Tivemos a oportunidade de entrevistar Joaquim de Lima Vieira – Mestre Vieira – na cidade
de Barcarena, em agosto de 2017. Na ocasião pudemos constatar alguns fatos já mencionados em
outros escritos e pertencentes ao imaginário local a respeito da origem da lambada – como o
alcance das rádios caribenhas e dos moldes do choro no Pará –, porém, por meio de sua
oralidade, Vieira nos permitiu compreender de forma mais ampla seus trajetos e percursos, bem
como a convergência de fenômenos globais e locais que tornaram possível o advento da
lambada/guitarrada.
Mestre Vieira relata que a mudança de nomenclatura de lambada para guitarrada foi uma
questão de estratégia mercadológica:

Aí eu comecei a fazer aquelas músicas igual mambo, mambo na guitarra, aí eu fui


tocando, criei a lambada. Agora tá como gui... como gui... como guitarrada agora,
porque caiu, a Continental abriu falência, então a influência foi caindo muito. Aí
eu fiz guitarrada, que tá hoje em dia, graças a Deus, tá rolando aí (VIEIRA, 2017).

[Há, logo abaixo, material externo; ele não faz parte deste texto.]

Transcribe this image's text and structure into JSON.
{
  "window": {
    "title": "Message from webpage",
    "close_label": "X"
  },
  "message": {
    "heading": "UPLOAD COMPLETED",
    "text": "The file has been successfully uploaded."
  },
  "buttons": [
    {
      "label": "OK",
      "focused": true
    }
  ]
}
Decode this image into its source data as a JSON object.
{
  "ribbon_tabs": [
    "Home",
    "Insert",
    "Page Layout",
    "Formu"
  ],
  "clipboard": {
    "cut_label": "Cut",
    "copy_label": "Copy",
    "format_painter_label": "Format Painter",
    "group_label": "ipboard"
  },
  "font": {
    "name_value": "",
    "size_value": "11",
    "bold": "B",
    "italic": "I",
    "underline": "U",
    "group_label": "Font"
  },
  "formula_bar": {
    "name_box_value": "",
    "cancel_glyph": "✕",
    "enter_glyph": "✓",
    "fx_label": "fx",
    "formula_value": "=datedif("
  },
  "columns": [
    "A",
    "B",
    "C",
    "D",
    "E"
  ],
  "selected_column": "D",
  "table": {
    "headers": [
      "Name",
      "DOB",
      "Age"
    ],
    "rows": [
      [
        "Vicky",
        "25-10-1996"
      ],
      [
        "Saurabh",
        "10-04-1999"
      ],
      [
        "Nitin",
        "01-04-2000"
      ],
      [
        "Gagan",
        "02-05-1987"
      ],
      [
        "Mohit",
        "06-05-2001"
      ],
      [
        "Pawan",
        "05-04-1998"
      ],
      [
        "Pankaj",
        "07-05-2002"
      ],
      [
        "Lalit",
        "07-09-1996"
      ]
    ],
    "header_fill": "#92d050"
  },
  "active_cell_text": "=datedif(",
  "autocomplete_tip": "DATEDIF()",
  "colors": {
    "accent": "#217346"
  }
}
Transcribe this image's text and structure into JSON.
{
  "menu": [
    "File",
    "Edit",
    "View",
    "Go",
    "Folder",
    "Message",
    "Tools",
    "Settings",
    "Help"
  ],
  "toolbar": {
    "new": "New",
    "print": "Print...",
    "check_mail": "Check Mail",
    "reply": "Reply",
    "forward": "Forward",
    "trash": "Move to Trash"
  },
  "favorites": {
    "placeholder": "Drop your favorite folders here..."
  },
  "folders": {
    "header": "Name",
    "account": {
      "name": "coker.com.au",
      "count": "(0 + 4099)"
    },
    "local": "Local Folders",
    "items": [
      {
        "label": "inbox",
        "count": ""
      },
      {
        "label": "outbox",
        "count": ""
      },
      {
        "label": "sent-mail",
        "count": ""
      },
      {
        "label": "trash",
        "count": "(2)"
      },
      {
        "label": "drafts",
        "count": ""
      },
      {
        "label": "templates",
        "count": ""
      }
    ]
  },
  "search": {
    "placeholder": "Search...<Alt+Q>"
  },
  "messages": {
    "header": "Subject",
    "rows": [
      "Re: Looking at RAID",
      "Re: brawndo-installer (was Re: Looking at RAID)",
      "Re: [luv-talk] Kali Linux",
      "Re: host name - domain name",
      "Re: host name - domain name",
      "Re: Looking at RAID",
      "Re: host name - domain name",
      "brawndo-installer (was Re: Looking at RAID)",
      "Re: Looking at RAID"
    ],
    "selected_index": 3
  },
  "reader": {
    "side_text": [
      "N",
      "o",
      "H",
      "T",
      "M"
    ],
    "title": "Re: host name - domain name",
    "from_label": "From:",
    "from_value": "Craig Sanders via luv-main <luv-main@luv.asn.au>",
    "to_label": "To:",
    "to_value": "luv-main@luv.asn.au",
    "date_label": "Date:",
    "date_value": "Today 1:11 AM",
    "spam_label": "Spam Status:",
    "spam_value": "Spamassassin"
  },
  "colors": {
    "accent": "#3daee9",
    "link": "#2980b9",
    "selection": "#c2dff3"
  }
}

Vislumbramos que a época em que Vieira se baseia para demarcar o advento de sua
criação antecede ao ano de gravação de seu primeiro LP, 1976. Já quando se refere à falência da
gravadora Continental, faz referência à crise no mercado fonográfico no Brasil. Nesta direção,
segundo Lannes (2009), em 1987, criado por um grupo alemão, surge o formato áudio mp2, cujo
objetivo era o desenvolvimento das transmissões dos arquivos de áudio para as rádios e
televisões.
Na entrevista não foi possível localizar o período exato em que acontece essa mudança de
nomenclatura, todavia, ao recorrer à memória de Vieira:

Recorremos a testemunhos para reforçar ou enfraquecer e também para


completar o que sabemos de um evento sobre o qual já temos alguma
informação, embora muitas circunstâncias a ele relativas permaneçam obscuras
para nós. O primeiro testemunho a que podemos recorrer será sempre o
nosso (HALBWACHS, 2006: 29).

Ao rememorar, Vieira nos faz refletir a respeito da construção da identidade e da cultura


local, no sentido em que alguns desdobramentos relativos à sua trajetória estão intimamente
relacionados ao movimento das guitarradas:

A memória, ao mesmo tempo em que nos modela, é também por nós modelada.
Isso resume perfeitamente a dialética da memória e da identidade que se
conjugam, se nutrem mutuamente, se apoiam uma na outra para produzir uma
trajetória de vida, uma história, um mito, uma narrativa (CANDAU, 2011: 16).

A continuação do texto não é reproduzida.